I wouldn’t say that gay culture is built around shared values, beyond the shared values of gay acceptance; instead it’s built around a shared experience. Other cultures are built around common interests.
“Black” and “African American” obviously don’t mean the same thing. I have a friend, born and raised in Uganda, who lives in Hawai’i now. She’s Black, but she’s not African American. Her experience growing up had nothing to do with American Black culture or the reverberating effects on US-based Black communities of historical racism in America.
On the other hand, her son was born and raised in Brooklyn, as an American citizen participating all along in US culture as a Black man. He identifies as African-American.
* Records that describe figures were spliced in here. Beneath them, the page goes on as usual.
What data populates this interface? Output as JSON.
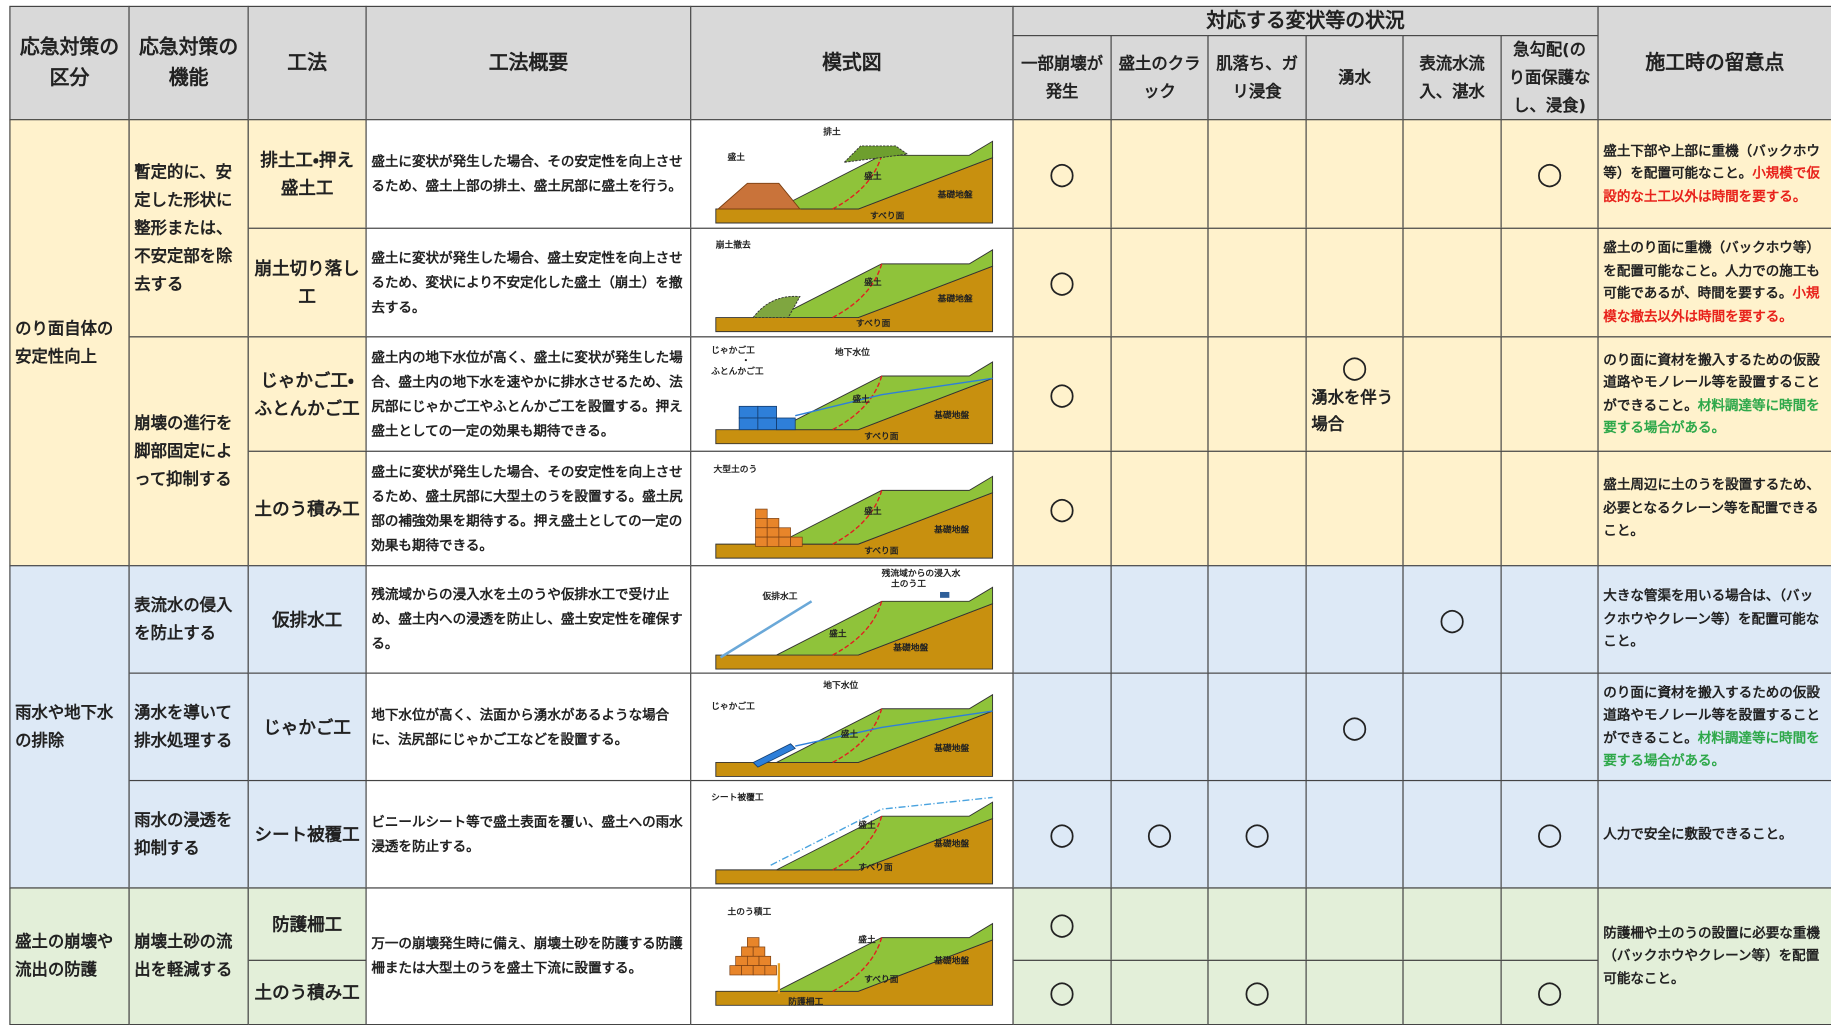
{
  "header": {
    "category": "応急対策の区分",
    "function": "応急対策の機能",
    "method": "工法",
    "summary": "工法概要",
    "diagram": "模式図",
    "conditions_group": "対応する変状等の状況",
    "conditions": [
      "一部崩壊が発生",
      "盛土のクラック",
      "肌落ち、ガリ浸食",
      "湧水",
      "表流水流入、湛水",
      "急勾配(のり面保護なし、浸食)"
    ],
    "notes": "施工時の留意点"
  },
  "categories": [
    {
      "label": "のり面自体の安定性向上",
      "color": "#fff2cc",
      "functions": [
        {
          "label": "暫定的に、安定した形状に整形または、不安定部を除去する",
          "blocks": [
            {
              "methods": [
                {
                  "name": "排土工・押え盛土工",
                  "status": [
                    "○",
                    null,
                    null,
                    null,
                    null,
                    "○"
                  ]
                }
              ],
              "summary": "盛土に変状が発生した場合、その安定性を向上させるため、盛土上部の排土、盛土尻部に盛土を行う。",
              "diagram_labels": [
                "排土",
                "盛土",
                "盛土",
                "すべり面",
                "基礎地盤"
              ],
              "notes": [
                {
                  "text": "盛土下部や上部に重機（バックホウ等）を配置可能なこと。"
                },
                {
                  "text": "小規模で仮設的な土工以外は時間を要する。",
                  "color": "#e8221b"
                }
              ]
            },
            {
              "methods": [
                {
                  "name": "崩土切り落し工",
                  "status": [
                    "○",
                    null,
                    null,
                    null,
                    null,
                    null
                  ]
                }
              ],
              "summary": "盛土に変状が発生した場合、盛土安定性を向上させるため、変状により不安定化した盛土（崩土）を撤去する。",
              "diagram_labels": [
                "崩土撤去",
                "盛土",
                "すべり面",
                "基礎地盤"
              ],
              "notes": [
                {
                  "text": "盛土のり面に重機（バックホウ等）を配置可能なこと。人力での施工も可能であるが、時間を要する。"
                },
                {
                  "text": "小規模な撤去以外は時間を要する。",
                  "color": "#e8221b"
                }
              ]
            }
          ]
        },
        {
          "label": "崩壊の進行を脚部固定によって抑制する",
          "blocks": [
            {
              "methods": [
                {
                  "name": "じゃかご工・ふとんかご工",
                  "status": [
                    "○",
                    null,
                    null,
                    {
                      "mark": "○",
                      "note": "湧水を伴う場合"
                    },
                    null,
                    null
                  ]
                }
              ],
              "summary": "盛土内の地下水位が高く、盛土に変状が発生した場合、盛土内の地下水を速やかに排水させるため、法尻部にじゃかご工やふとんかご工を設置する。押え盛土としての一定の効果も期待できる。",
              "diagram_labels": [
                "じゃかご工",
                "・",
                "ふとんかご工",
                "地下水位",
                "盛土",
                "すべり面",
                "基礎地盤"
              ],
              "notes": [
                {
                  "text": "のり面に資材を搬入するための仮設道路やモノレール等を設置することができること。"
                },
                {
                  "text": "材料調達等に時間を要する場合がある。",
                  "color": "#2ea84a"
                }
              ]
            },
            {
              "methods": [
                {
                  "name": "土のう積み工",
                  "status": [
                    "○",
                    null,
                    null,
                    null,
                    null,
                    null
                  ]
                }
              ],
              "summary": "盛土に変状が発生した場合、その安定性を向上させるため、盛土尻部に大型土のうを設置する。盛土尻部の補強効果を期待する。押え盛土としての一定の効果も期待できる。",
              "diagram_labels": [
                "大型土のう",
                "盛土",
                "すべり面",
                "基礎地盤"
              ],
              "notes": [
                {
                  "text": "盛土周辺に土のうを設置するため、必要となるクレーン等を配置できること。"
                }
              ]
            }
          ]
        }
      ]
    },
    {
      "label": "雨水や地下水の排除",
      "color": "#dde9f6",
      "functions": [
        {
          "label": "表流水の侵入を防止する",
          "blocks": [
            {
              "methods": [
                {
                  "name": "仮排水工",
                  "status": [
                    null,
                    null,
                    null,
                    null,
                    "○",
                    null
                  ]
                }
              ],
              "summary": "残流域からの浸入水を土のうや仮排水工で受け止め、盛土内への浸透を防止し、盛土安定性を確保する。",
              "diagram_labels": [
                "仮排水工",
                "残流域からの浸入水",
                "土のう工",
                "盛土",
                "基礎地盤"
              ],
              "notes": [
                {
                  "text": "大きな管渠を用いる場合は、（バックホウやクレーン等）を配置可能なこと。"
                }
              ]
            }
          ]
        },
        {
          "label": "湧水を導いて排水処理する",
          "blocks": [
            {
              "methods": [
                {
                  "name": "じゃかご工",
                  "status": [
                    null,
                    null,
                    null,
                    "○",
                    null,
                    null
                  ]
                }
              ],
              "summary": "地下水位が高く、法面から湧水があるような場合に、法尻部にじゃかご工などを設置する。",
              "diagram_labels": [
                "地下水位",
                "じゃかご工",
                "盛土",
                "基礎地盤"
              ],
              "notes": [
                {
                  "text": "のり面に資材を搬入するための仮設道路やモノレール等を設置することができること。"
                },
                {
                  "text": "材料調達等に時間を要する場合がある。",
                  "color": "#2ea84a"
                }
              ]
            }
          ]
        },
        {
          "label": "雨水の浸透を抑制する",
          "blocks": [
            {
              "methods": [
                {
                  "name": "シート被覆工",
                  "status": [
                    "○",
                    "○",
                    "○",
                    null,
                    null,
                    "○"
                  ]
                }
              ],
              "summary": "ビニールシート等で盛土表面を覆い、盛土への雨水浸透を防止する。",
              "diagram_labels": [
                "シート被覆工",
                "盛土",
                "すべり面",
                "基礎地盤"
              ],
              "notes": [
                {
                  "text": "人力で安全に敷設できること。"
                }
              ]
            }
          ]
        }
      ]
    },
    {
      "label": "盛土の崩壊や流出の防護",
      "color": "#e3efd9",
      "functions": [
        {
          "label": "崩壊土砂の流出を軽減する",
          "blocks": [
            {
              "methods": [
                {
                  "name": "防護柵工",
                  "status": [
                    "○",
                    null,
                    null,
                    null,
                    null,
                    null
                  ]
                },
                {
                  "name": "土のう積み工",
                  "status": [
                    "○",
                    null,
                    "○",
                    null,
                    null,
                    "○"
                  ]
                }
              ],
              "summary": "万一の崩壊発生時に備え、崩壊土砂を防護する防護柵または大型土のうを盛土下流に設置する。",
              "diagram_labels": [
                "土のう積工",
                "盛土",
                "すべり面",
                "基礎地盤",
                "防護柵工"
              ],
              "notes": [
                {
                  "text": "防護柵や土のうの設置に必要な重機（バックホウやクレーン等）を配置可能なこと。"
                }
              ]
            }
          ]
        }
      ]
    }
  ]
}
His mother does not.
And if there is no difference between “African American” and “Black,” does that mean the vast majority of citizens in Nigeria or Tanzania or Mozambique etc. etc. are “African American”?
FYI, “it isn’t happening and it’s good that it is” is a common kind of gaslighting from ‘woke’ people, where they first deny that something you object to is happening - often while calling you a bigot for accusing nice progressives of it - then when shown evidence that the thing in question really is happening, insist that it’s good, and you’re a bigot for objecting to it.
Extremely tedious and annoying. Some of them are simply ignorant, some are disingenuous. It’s generally not worth engaging… and I should remember that.
I remember an American journalist calling Lenny Henry (famous British comedian) ‘African American’ in an interview. Funny, but the journalist obviously learned it as a replacement for ‘black’ or whatever word he grew up with - a name for a racial group - rather than a parallel to terms like ‘Irish American’ and ‘Italian American’ as I assume was the intention.